Un livre de Marc Pataut, qui présente son travail photographique dans l’unité pédopsychiatrique de l’hôpital Esquirol à Limoges (Lienart éditions – 39€).
“Quel est le plus long entre toujours ou jamais ?“
Telle est la question posée par un adolescent psychotique hospitalisé à l’USIPA lors d’une des premières visites de Marc Pataut. L’USIPA est (ou plutôt était puisqu’elle n’existe plus sous ce nom là) l’unité d’hospitalisation pour adolescents de l’hôpital psychiatrique de Limoges. C’est donc une unité de psychiatrie, qui accueille des adolescents en grande souffrance, un lieu fermé à clef, d’où on ne sort pas toujours comme on le veut. On y rencontre des infirmiers, des médecins. On peut y recevoir des médicaments.
Les adolescents qui sont accueillis là vont mal : anorexie graves, psychoses, automutilations, séquelles d’enfances fracassées, etc. Il peut y avoir de la violence, des fugues, des conduites auto-agressives.
C’est là que pendant deux ans et demi, deux à trois jours par mois, Marc Pataut est allé poser son appareil photo et confier quelques appareils aux adolescents présents. Il en est résulté plus de 70 000 clichés réalisés par le photographe et les adolescents. Marc Pataud en a fait un livre où il relate ses visites, ce qui s’y est passé, ses émotions, les rencontres avec les adolescents et les soignants.
Il en a surtout fait un recueil de 150 photos pleine page et c’est superbe. Portraits, autoportraits, noir et blanc et couleurs où les adolescents se mettent en scène et en images, photos montages à la façon de ces livres pour enfants où une partie de la page figure la tête, le corps, les jambes, décalages, etc.
L’ensemble est profondément émouvant, drôle et poignant.
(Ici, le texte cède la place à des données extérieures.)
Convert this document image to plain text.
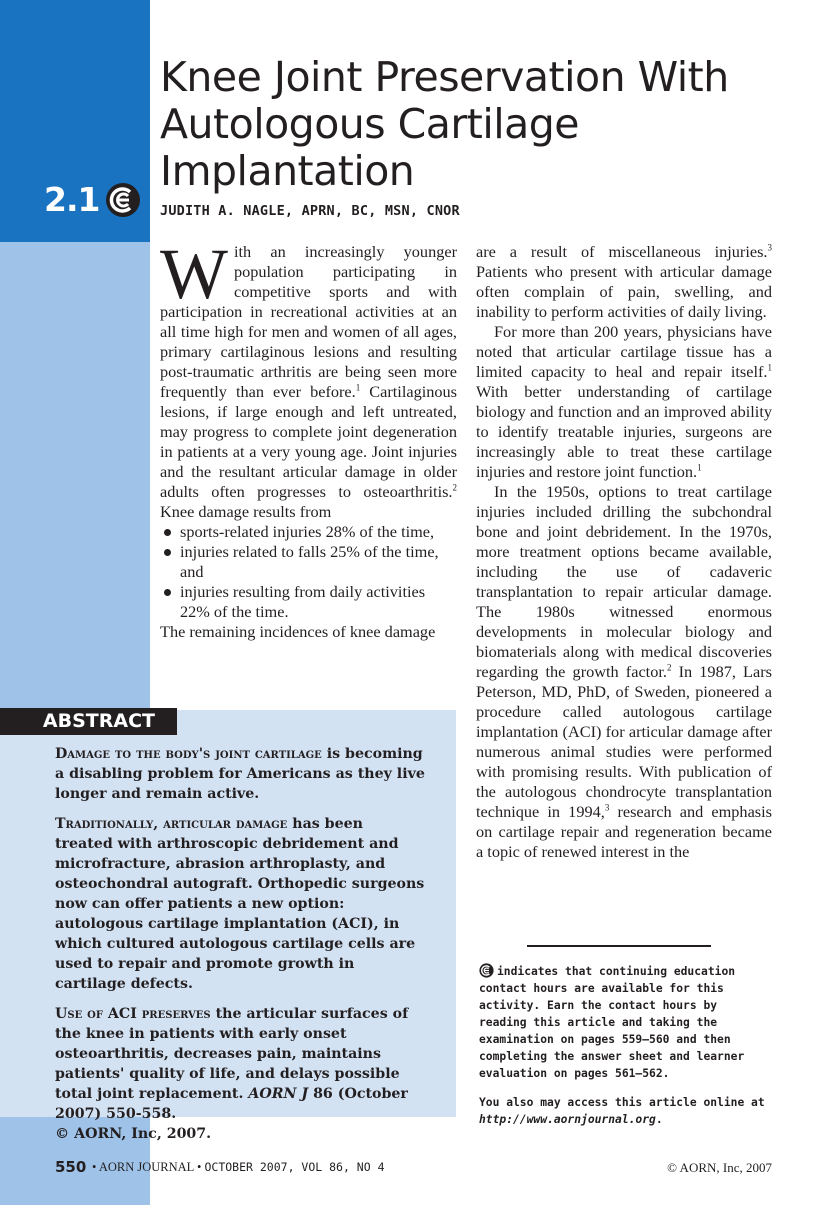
2.1
Knee Joint Preservation With Autologous Cartilage Implantation
JUDITH A. NAGLE, APRN, BC, MSN, CNOR

With an increasingly younger population participating in competitive sports and with participation in recreational activities at an all time high for men and women of all ages, primary cartilaginous lesions and resulting post-traumatic arthritis are being seen more frequently than ever before.$^1$ Cartilaginous lesions, if large enough and left untreated, may progress to complete joint degeneration in patients at a very young age. Joint injuries and the resultant articular damage in older adults often progresses to osteoarthritis.$^2$ Knee damage results from

sports-related injuries 28% of the time,
injuries related to falls 25% of the time, and
injuries resulting from daily activities 22% of the time.

The remaining incidences of knee damage

are a result of miscellaneous injuries.$^3$ Patients who present with articular damage often complain of pain, swelling, and inability to perform activities of daily living.

For more than 200 years, physicians have noted that articular cartilage tissue has a limited capacity to heal and repair itself.$^1$ With better understanding of cartilage biology and function and an improved ability to identify treatable injuries, surgeons are increasingly able to treat these cartilage injuries and restore joint function.$^1$

In the 1950s, options to treat cartilage injuries included drilling the subchondral bone and joint debridement. In the 1970s, more treatment options became available, including the use of cadaveric transplantation to repair articular damage. The 1980s witnessed enormous developments in molecular biology and biomaterials along with medical discoveries regarding the growth factor.$^2$ In 1987, Lars Peterson, MD, PhD, of Sweden, pioneered a procedure called autologous cartilage implantation (ACI) for articular damage after numerous animal studies were performed with promising results. With publication of the autologous chondrocyte transplantation technique in 1994,$^3$ research and emphasis on cartilage repair and regeneration became a topic of renewed interest in the

ABSTRACT

Damage to the body's joint cartilage is becoming a disabling problem for Americans as they live longer and remain active.

Traditionally, articular damage has been treated with arthroscopic debridement and microfracture, abrasion arthroplasty, and osteochondral autograft. Orthopedic surgeons now can offer patients a new option: autologous cartilage implantation (ACI), in which cultured autologous cartilage cells are used to repair and promote growth in cartilage defects.

Use of ACI preserves the articular surfaces of the knee in patients with early onset osteoarthritis, decreases pain, maintains patients' quality of life, and delays possible total joint replacement. AORN J 86 (October 2007) 550-558.
© AORN, Inc, 2007.

indicates that continuing education contact hours are available for this activity. Earn the contact hours by reading this article and taking the examination on pages 559–560 and then completing the answer sheet and learner evaluation on pages 561–562.

You also may access this article online at
http://www.aornjournal.org.

550 • AORN JOURNAL • OCTOBER 2007, VOL 86, NO 4	© AORN, Inc, 2007
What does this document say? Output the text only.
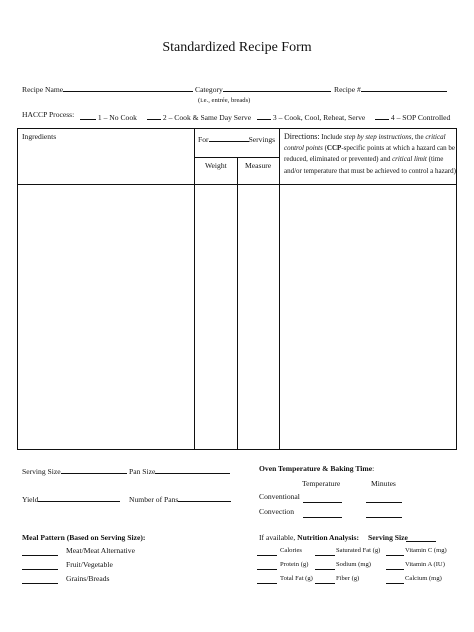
Standardized Recipe Form
Recipe Name	Category	Recipe #
(i.e., entrée, breads)
HACCP Process:	1 – No Cook	2 – Cook & Same Day Serve	3 – Cook, Cool, Reheat, Serve	4 – SOP Controlled
Ingredients	For	Servings
Weight Measure
Directions: Include step by step instructions, the critical control points (CCP-specific points at which a hazard can be reduced, eliminated or prevented) and critical limit (time and/or temperature that must be achieved to control a hazard)
Serving Size	Pan Size
Yield	Number of Pans
Oven Temperature & Baking Time:
Temperature	Minutes
Conventional
Convection
Meal Pattern (Based on Serving Size):
Meat/Meat Alternative
Fruit/Vegetable
Grains/Breads
If available, Nutrition Analysis: Serving Size
Calories	Saturated Fat (g)	Vitamin C (mg)
Protein (g)	Sodium (mg)	Vitamin A (IU)
Total Fat (g)	Fiber (g)	Calcium (mg)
Je retiendrai les regards des portraits, ces trois anorexiques hilares drapées dans le manteau de Marc, chacune porteuse de sa sonde gastrique, Virginie faisant le simulacre de taillader son bras… déjà couvert de cicatrices, l’adolescent dansant, les vêtements de Mathilde sur son lit, vides d’elle, le regard de Florian, les portraits de Joseph. Il est difficile de choisir, en fait elles sont toutes belles.